«Rendete pubbliche le carte Mitrokhin»

Trentaquattro professori universitari di Storia lanciano un appello ai presidenti delle Camere affinché siano resi pubblici i documenti della Commissione Mitrokhin, applicando loro gli stessi criteri di conoscibilità e consultazione che sono in vigore per i documenti conservati presso l’Archivio centrale dello Stato.

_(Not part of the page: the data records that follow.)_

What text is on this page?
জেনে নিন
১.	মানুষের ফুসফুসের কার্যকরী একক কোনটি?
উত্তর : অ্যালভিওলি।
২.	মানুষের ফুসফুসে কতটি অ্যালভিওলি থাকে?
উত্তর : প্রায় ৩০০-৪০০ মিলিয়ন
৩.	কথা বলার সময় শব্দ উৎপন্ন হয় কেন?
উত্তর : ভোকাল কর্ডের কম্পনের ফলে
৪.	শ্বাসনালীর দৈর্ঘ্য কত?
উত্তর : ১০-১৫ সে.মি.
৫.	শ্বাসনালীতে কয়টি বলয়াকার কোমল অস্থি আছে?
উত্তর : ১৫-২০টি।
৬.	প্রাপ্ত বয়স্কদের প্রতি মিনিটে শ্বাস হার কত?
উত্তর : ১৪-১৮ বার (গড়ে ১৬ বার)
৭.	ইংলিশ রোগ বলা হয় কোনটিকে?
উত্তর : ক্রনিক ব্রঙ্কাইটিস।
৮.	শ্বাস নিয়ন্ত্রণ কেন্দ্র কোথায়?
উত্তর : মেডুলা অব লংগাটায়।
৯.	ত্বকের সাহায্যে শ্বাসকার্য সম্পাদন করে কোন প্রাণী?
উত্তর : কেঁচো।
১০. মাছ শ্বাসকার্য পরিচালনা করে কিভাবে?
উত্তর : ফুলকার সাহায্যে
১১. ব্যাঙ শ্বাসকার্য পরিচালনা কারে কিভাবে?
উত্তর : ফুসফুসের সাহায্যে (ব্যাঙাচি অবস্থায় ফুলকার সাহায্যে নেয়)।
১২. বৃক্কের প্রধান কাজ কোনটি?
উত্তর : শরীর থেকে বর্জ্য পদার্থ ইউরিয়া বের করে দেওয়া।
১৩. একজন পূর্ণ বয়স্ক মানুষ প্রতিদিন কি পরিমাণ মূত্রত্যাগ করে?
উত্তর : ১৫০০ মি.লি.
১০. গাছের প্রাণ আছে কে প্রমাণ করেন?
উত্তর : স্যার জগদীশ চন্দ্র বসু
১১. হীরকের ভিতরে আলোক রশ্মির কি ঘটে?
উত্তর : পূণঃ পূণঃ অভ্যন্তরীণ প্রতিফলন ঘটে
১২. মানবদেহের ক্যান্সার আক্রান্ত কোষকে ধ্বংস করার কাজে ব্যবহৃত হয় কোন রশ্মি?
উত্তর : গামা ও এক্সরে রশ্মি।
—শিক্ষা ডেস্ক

In ogni sistema democratico, sostengono i firmatari, la libera indagine di studiosi e intellettuali è un contrappeso necessario affinché l’accertamento della verità sul passato della nazione non dipenda esclusivamente dagli esiti della lotta politica.
Da qui deriva il dovere di rendere accessibili i lavori delle Commissioni d’inchiesta parlamentari, in particolare quando il tema trattato riguarda pagine fondamentali della recente storia nazionale, come le stragi terroristiche che hanno insanguinato l’Italia durante la “guerra fredda” e la presenza sul nostro territorio di apparati spionistici stranieri.
Una preventiva e acritica secretazione dei materiali raccolti dalla Commissione Stragi e dalla Commissione Mitrokhin, concludono i cattedratici, non sarebbe né sensata né augurabile e porterebbe al paradossale esito di gettare un più spesso e duraturo velo d’ignoranza su nodi storici fondamentali.